To clarify, I have to admit that Marisol is neither old nor annoying to most people. However, since the moment I encountered her, I found her exasperating.
She is approximately my age, but our personalities differ in such an enormous way that I frequently find it challenging to converse with her. The fact that she is loud, overly amiable and far too candid, does not improve the matters.
My dear wife was the opposite, as were most of the women in my time. Nonetheless, I did not let Marisol hear me say how she should be meeker. She tended to go on long and tiresome lectures on my 'chauvinism', whatever that is, that I could not withstand.
"Ahem, yes, indeed. I appreciate you graciously reminding me of the fact." I said, misunderstanding her meaning.
"Shawn! Are you coming? I can't hold the elevator forever," she said rather bluntly.
Being finally aware that her question was an invitation, I briskly entered the metal box as she pressed the button to steer the metal beast.
"I appreciate that you have delayed the departure of the carriage for my benefit," I said.
Though I thoroughly despised her, I was born at a time where proper manners were a necessity, especially when conversing with a lady. Though, looking at the male clothing Marisol wore, I am doubtful whether the word 'lady' could apply to her.
"Where are you heading, odd fellow?" she asked.
"I need to obtain a few book volumes for my research from the library," I said.
"Has anyone ever told you that you sound like you've jumped out of the pages of a Shakespearean play?" Marisol suddenly inquired.
I gulped loudly upon hearing my proper name escape her lips. However, I did manage to preserve my composure.
"No, my lady. That has never occurred to me," I said.
I did not want to enable her to make any further inquiries into the said topic. Thus, I labored over proper questions to ask of her to divert her attention.
"How about you, my lady? Where are you going?" I asked, thinking that if she had inquired that of me, it had to be an ordinary question to ask of your neighbors.
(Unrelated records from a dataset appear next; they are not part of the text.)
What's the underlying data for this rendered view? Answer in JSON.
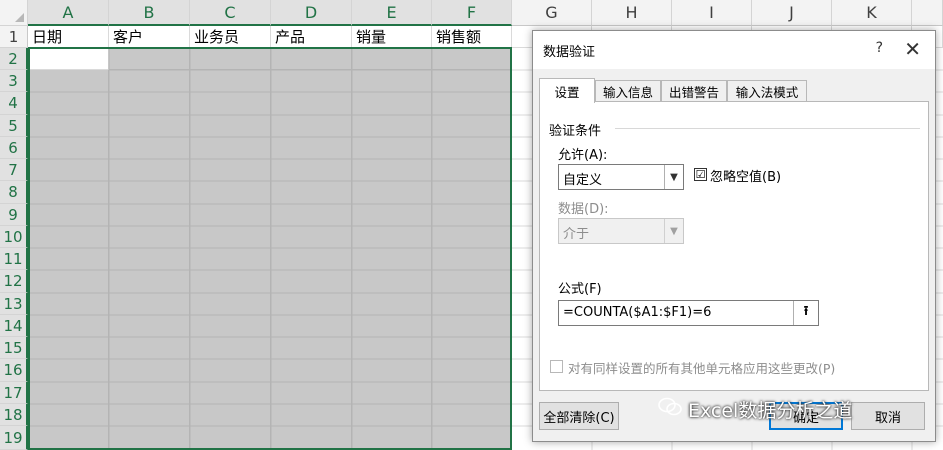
{
  "sheet": {
    "columns": [
      "A",
      "B",
      "C",
      "D",
      "E",
      "F",
      "G",
      "H",
      "I",
      "J",
      "K"
    ],
    "rows": [
      "1",
      "2",
      "3",
      "4",
      "5",
      "6",
      "7",
      "8",
      "9",
      "10",
      "11",
      "12",
      "13",
      "14",
      "15",
      "16",
      "17",
      "18",
      "19"
    ],
    "headers": [
      "日期",
      "客户",
      "业务员",
      "产品",
      "销量",
      "销售额"
    ],
    "accent_color": "#217346",
    "selected_fill": "#c8c8c8"
  },
  "dialog": {
    "title": "数据验证",
    "help": "?",
    "close": "✕",
    "tabs": [
      "设置",
      "输入信息",
      "出错警告",
      "输入法模式"
    ],
    "active_tab": "设置",
    "group_label": "验证条件",
    "allow_label": "允许(A):",
    "allow_value": "自定义",
    "ignore_blank_label": "忽略空值(B)",
    "ignore_blank_checked": "☑",
    "data_label": "数据(D):",
    "data_value": "介于",
    "formula_label": "公式(F)",
    "formula_value": "=COUNTA($A1:$F1)=6",
    "apply_all_label": "对有同样设置的所有其他单元格应用这些更改(P)",
    "clear_all_label": "全部清除(C)",
    "ok_label": "确定",
    "cancel_label": "取消"
  },
  "watermark": {
    "text": "Excel数据分析之道",
    "icon": "wechat-icon"
  }
}
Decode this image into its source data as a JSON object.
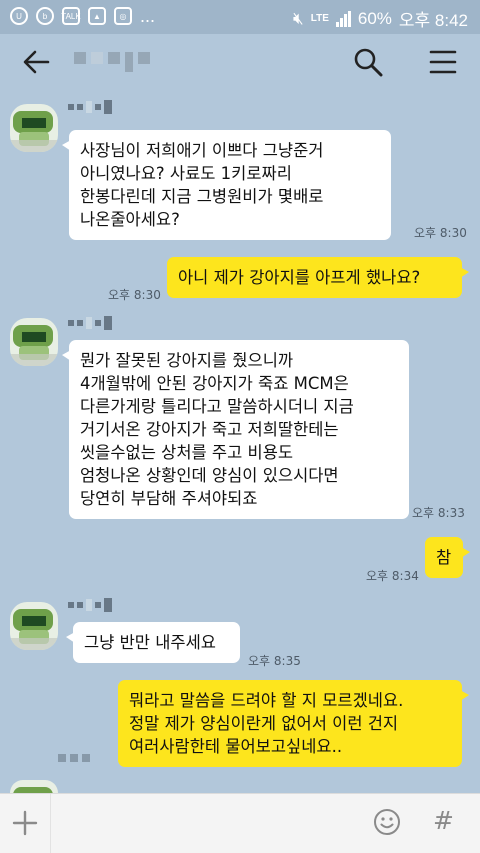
{
  "status_bar": {
    "network": "LTE",
    "battery": "60%",
    "time": "오후 8:42",
    "notification_icons": [
      "app-icon",
      "app-icon",
      "talk-icon",
      "image-icon",
      "instagram-icon"
    ],
    "more": "..."
  },
  "header": {
    "back_icon": "arrow-left-icon",
    "search_icon": "search-icon",
    "menu_icon": "hamburger-menu-icon"
  },
  "messages": [
    {
      "direction": "incoming",
      "text": "사장님이 저희애기 이쁘다 그냥준거\n아니였나요? 사료도 1키로짜리\n한봉다린데 지금 그병원비가 몇배로\n나온줄아세요?",
      "time": "오후 8:30"
    },
    {
      "direction": "outgoing",
      "text": "아니 제가 강아지를 아프게 했나요?",
      "time": "오후 8:30"
    },
    {
      "direction": "incoming",
      "text": "뭔가 잘못된 강아지를 줬으니까\n4개월밖에 안된 강아지가 죽죠 MCM은\n다른가게랑 틀리다고 말씀하시더니 지금\n거기서온 강아지가 죽고 저희딸한테는\n씻을수없는 상처를 주고 비용도\n엄청나온 상황인데 양심이 있으시다면\n당연히 부담해 주셔야되죠",
      "time": "오후 8:33"
    },
    {
      "direction": "outgoing",
      "text": "참",
      "time": "오후 8:34"
    },
    {
      "direction": "incoming",
      "text": "그냥 반만 내주세요",
      "time": "오후 8:35"
    },
    {
      "direction": "outgoing",
      "text": "뭐라고 말씀을 드려야 할 지 모르겠네요.\n정말 제가 양심이란게 없어서 이런 건지\n여러사람한테 물어보고싶네요..",
      "time": ""
    }
  ],
  "input_bar": {
    "plus_icon": "plus-icon",
    "emoji_icon": "emoji-icon",
    "hash_label": "#"
  },
  "colors": {
    "chat_background": "#b2c7da",
    "outgoing_bubble": "#fde51d",
    "incoming_bubble": "#ffffff"
  }
}
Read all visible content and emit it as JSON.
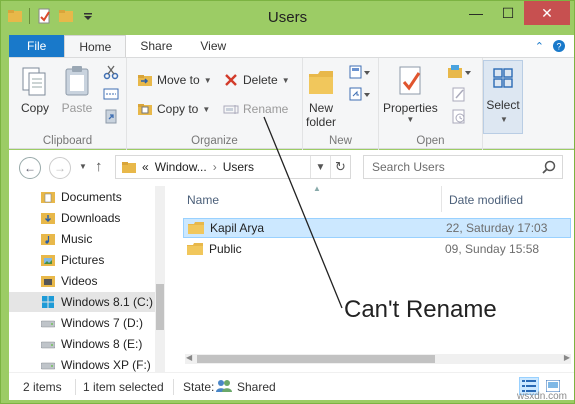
{
  "window": {
    "title": "Users",
    "controls": {
      "minimize": "—",
      "maximize": "☐",
      "close": "✕"
    }
  },
  "ribbon_tabs": [
    {
      "label": "File"
    },
    {
      "label": "Home"
    },
    {
      "label": "Share"
    },
    {
      "label": "View"
    }
  ],
  "ribbon": {
    "clipboard": {
      "label": "Clipboard",
      "copy": "Copy",
      "paste": "Paste"
    },
    "organize": {
      "label": "Organize",
      "move_to": "Move to",
      "copy_to": "Copy to",
      "delete": "Delete",
      "rename": "Rename"
    },
    "new": {
      "label": "New",
      "new_folder_line1": "New",
      "new_folder_line2": "folder"
    },
    "open": {
      "label": "Open",
      "properties": "Properties"
    },
    "select": {
      "label": "Select"
    }
  },
  "address": {
    "chevrons": "«",
    "crumb1": "Window...",
    "crumb_sep": "›",
    "crumb2": "Users"
  },
  "search": {
    "placeholder": "Search Users"
  },
  "nav_items": [
    {
      "label": "Documents",
      "icon": "documents-folder-icon"
    },
    {
      "label": "Downloads",
      "icon": "downloads-folder-icon"
    },
    {
      "label": "Music",
      "icon": "music-folder-icon"
    },
    {
      "label": "Pictures",
      "icon": "pictures-folder-icon"
    },
    {
      "label": "Videos",
      "icon": "videos-folder-icon"
    },
    {
      "label": "Windows 8.1 (C:)",
      "icon": "windows-drive-icon"
    },
    {
      "label": "Windows 7 (D:)",
      "icon": "drive-icon"
    },
    {
      "label": "Windows 8 (E:)",
      "icon": "drive-icon"
    },
    {
      "label": "Windows XP (F:)",
      "icon": "drive-icon"
    }
  ],
  "columns": {
    "name": "Name",
    "date_modified": "Date modified"
  },
  "files": [
    {
      "name": "Kapil Arya",
      "date": "22, Saturday 17:03",
      "selected": true
    },
    {
      "name": "Public",
      "date": "09, Sunday 15:58",
      "selected": false
    }
  ],
  "status": {
    "items_count": "2 items",
    "selected_count": "1 item selected",
    "state_label": "State:",
    "state_value": "Shared"
  },
  "annotation": {
    "text": "Can't Rename"
  },
  "watermark": "wsxdn.com",
  "colors": {
    "titlebar": "#9ccc65",
    "file_tab": "#1979ca",
    "selection": "#cce8ff",
    "close_button": "#c75050"
  }
}
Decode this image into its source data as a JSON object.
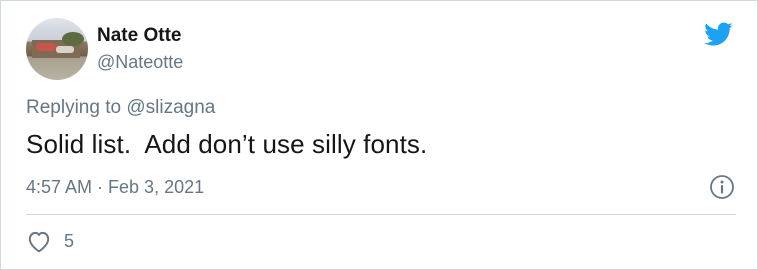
{
  "tweet": {
    "author_name": "Nate Otte",
    "author_handle": "@Nateotte",
    "replying_prefix": "Replying to ",
    "replying_to": "@slizagna",
    "text": "Solid list.  Add don’t use silly fonts.",
    "timestamp": "4:57 AM · Feb 3, 2021",
    "like_count": "5"
  },
  "icons": {
    "brand": "twitter-bird-icon",
    "info": "info-icon",
    "like": "heart-icon"
  },
  "colors": {
    "brand": "#1da1f2",
    "text": "#14171a",
    "secondary": "#657786",
    "border": "#cfd9de"
  }
}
To me, the question felt extremely personal and intrusive, but from her unchanged expression, I could understand that it was a common one in casual conversation.
"I'm off to work," she said.
"Splendid, and in whose house do you work, if you do not mind me asking?" I asked her, my curiosity getting the best of me.
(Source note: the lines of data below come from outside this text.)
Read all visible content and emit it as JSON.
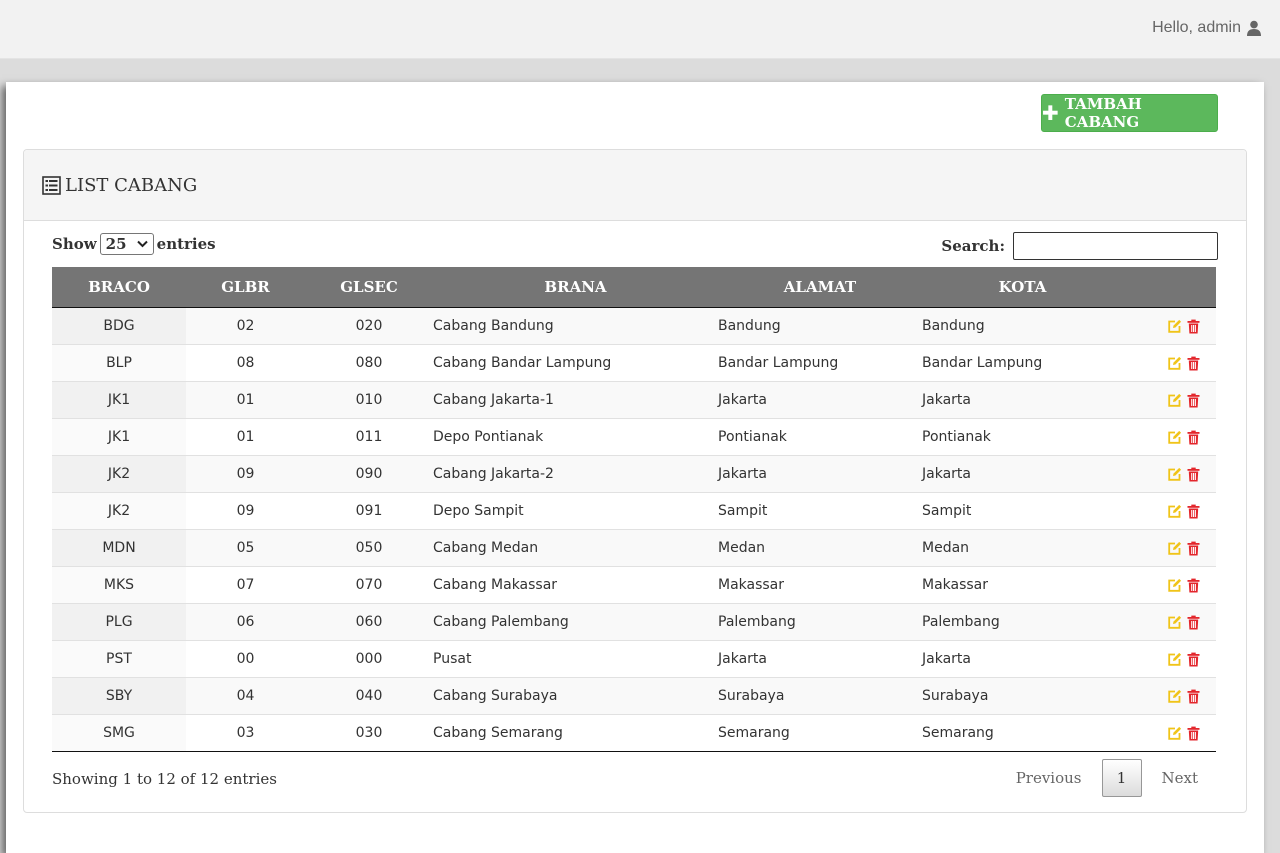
{
  "header": {
    "greeting": "Hello, admin",
    "user_icon": "user-icon"
  },
  "toolbar": {
    "add_label": "TAMBAH CABANG",
    "add_icon": "plus-icon",
    "accent_color": "#5cb85c"
  },
  "panel": {
    "title": "LIST CABANG",
    "title_icon": "list-icon"
  },
  "length": {
    "prefix": "Show",
    "value": "25",
    "suffix": "entries"
  },
  "search": {
    "label": "Search:",
    "value": ""
  },
  "table": {
    "columns": [
      "BRACO",
      "GLBR",
      "GLSEC",
      "BRANA",
      "ALAMAT",
      "KOTA",
      ""
    ],
    "rows": [
      [
        "BDG",
        "02",
        "020",
        "Cabang Bandung",
        "Bandung",
        "Bandung"
      ],
      [
        "BLP",
        "08",
        "080",
        "Cabang Bandar Lampung",
        "Bandar Lampung",
        "Bandar Lampung"
      ],
      [
        "JK1",
        "01",
        "010",
        "Cabang Jakarta-1",
        "Jakarta",
        "Jakarta"
      ],
      [
        "JK1",
        "01",
        "011",
        "Depo Pontianak",
        "Pontianak",
        "Pontianak"
      ],
      [
        "JK2",
        "09",
        "090",
        "Cabang Jakarta-2",
        "Jakarta",
        "Jakarta"
      ],
      [
        "JK2",
        "09",
        "091",
        "Depo Sampit",
        "Sampit",
        "Sampit"
      ],
      [
        "MDN",
        "05",
        "050",
        "Cabang Medan",
        "Medan",
        "Medan"
      ],
      [
        "MKS",
        "07",
        "070",
        "Cabang Makassar",
        "Makassar",
        "Makassar"
      ],
      [
        "PLG",
        "06",
        "060",
        "Cabang Palembang",
        "Palembang",
        "Palembang"
      ],
      [
        "PST",
        "00",
        "000",
        "Pusat",
        "Jakarta",
        "Jakarta"
      ],
      [
        "SBY",
        "04",
        "040",
        "Cabang Surabaya",
        "Surabaya",
        "Surabaya"
      ],
      [
        "SMG",
        "03",
        "030",
        "Cabang Semarang",
        "Semarang",
        "Semarang"
      ]
    ],
    "row_actions": [
      "edit-icon",
      "delete-icon"
    ],
    "edit_color": "#f0c419",
    "delete_color": "#e3262c"
  },
  "footer": {
    "info": "Showing 1 to 12 of 12 entries",
    "previous": "Previous",
    "current_page": "1",
    "next": "Next"
  }
}
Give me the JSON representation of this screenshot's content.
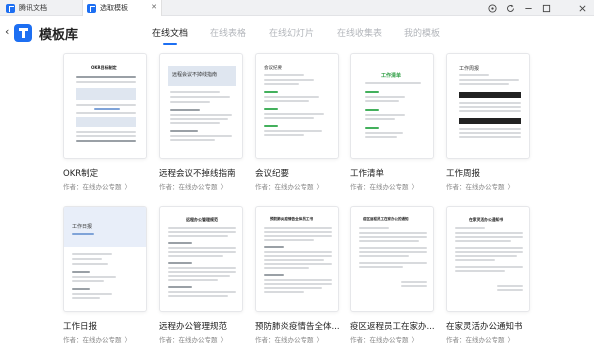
{
  "window": {
    "tabs": [
      {
        "label": "腾讯文档"
      },
      {
        "label": "选取模板"
      }
    ],
    "controls": [
      "target-icon",
      "refresh-icon",
      "minimize-icon",
      "close-icon"
    ]
  },
  "header": {
    "back_glyph": "‹",
    "title": "模板库",
    "tabs": [
      {
        "label": "在线文档",
        "active": true
      },
      {
        "label": "在线表格",
        "active": false
      },
      {
        "label": "在线幻灯片",
        "active": false
      },
      {
        "label": "在线收集表",
        "active": false
      },
      {
        "label": "我的模板",
        "active": false
      }
    ]
  },
  "cards": [
    {
      "title": "OKR制定",
      "author": "作者：在线办公专题",
      "chevron": "〉",
      "thumb_heading": "OKR目标制定"
    },
    {
      "title": "远程会议不掉线指南",
      "author": "作者：在线办公专题",
      "chevron": "〉",
      "thumb_heading": "远程会议不掉线指南"
    },
    {
      "title": "会议纪要",
      "author": "作者：在线办公专题",
      "chevron": "〉",
      "thumb_heading": "会议纪要"
    },
    {
      "title": "工作清单",
      "author": "作者：在线办公专题",
      "chevron": "〉",
      "thumb_heading": "工作清单"
    },
    {
      "title": "工作周报",
      "author": "作者：在线办公专题",
      "chevron": "〉",
      "thumb_heading": "工作周报"
    },
    {
      "title": "工作日报",
      "author": "作者：在线办公专题",
      "chevron": "〉",
      "thumb_heading": "工作日报"
    },
    {
      "title": "远程办公管理规范",
      "author": "作者：在线办公专题",
      "chevron": "〉",
      "thumb_heading": "远程办公管理规范"
    },
    {
      "title": "预防肺炎疫情告全体...",
      "author": "作者：在线办公专题",
      "chevron": "〉",
      "thumb_heading": "预防肺炎疫情告全体员工书"
    },
    {
      "title": "疫区返程员工在家办...",
      "author": "作者：在线办公专题",
      "chevron": "〉",
      "thumb_heading": "疫区返程员工在家办公的通知"
    },
    {
      "title": "在家灵活办公通知书",
      "author": "作者：在线办公专题",
      "chevron": "〉",
      "thumb_heading": "在家灵活办公通知书"
    }
  ],
  "colors": {
    "accent": "#1d6ff2",
    "inactive_tab": "#b3b6bb",
    "author_text": "#888888"
  }
}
From the car she drove, I was convinced she had to work for an influential family, but I wondered which one as I was still learning about them.
"House? I don't work in a house. I am a doctor," she said.
I was stunned. How was that possible? I wondered when the times had changed so drastically.
"Forgive me, but how is that probable? You are...I mean the skin color you possess is...not white," I ultimately managed to stutter out.
"Shawn! I had no idea that you were a racist, as well as a chauvinist. And here I thought that you might be a decent gentleman." Marisol said, stomping out of the elevator, her chocolate brown skin shimmering beautifully in the sunlight streaming into the hall.
"But...but..." I tried to say, but she was already long gone.
I might not have appreciated her, but I never meant to offend her. I was caught by surprise since, in the past, things like that were unthinkable.
For a woman, especially one who had not possessed fair skin, to become a doctor would have been scandalous. Nevertheless, I should have been more cautious in my questioning. After all, she granted me a favor in taming the beast of the elevator for me. However, what I formerly stated was true. "A fool thinks himself to be wise, but a wise man knows himself to be a fool."
It is possible K was correct in assuming that my 'ancient ways' as he entitled them, would get me in trouble one day. They undoubtedly did, and I regretted not listening to K's for once sage advice.
Determined to deliver my apologies at a later time, I continued on my way to the soothing comfort of the library. They were the only places that did not change as much. I thought that perhaps once there, I could both finish the necessary research and try to assimilate another altered reality of this new world, the one where anyone could become a doctor.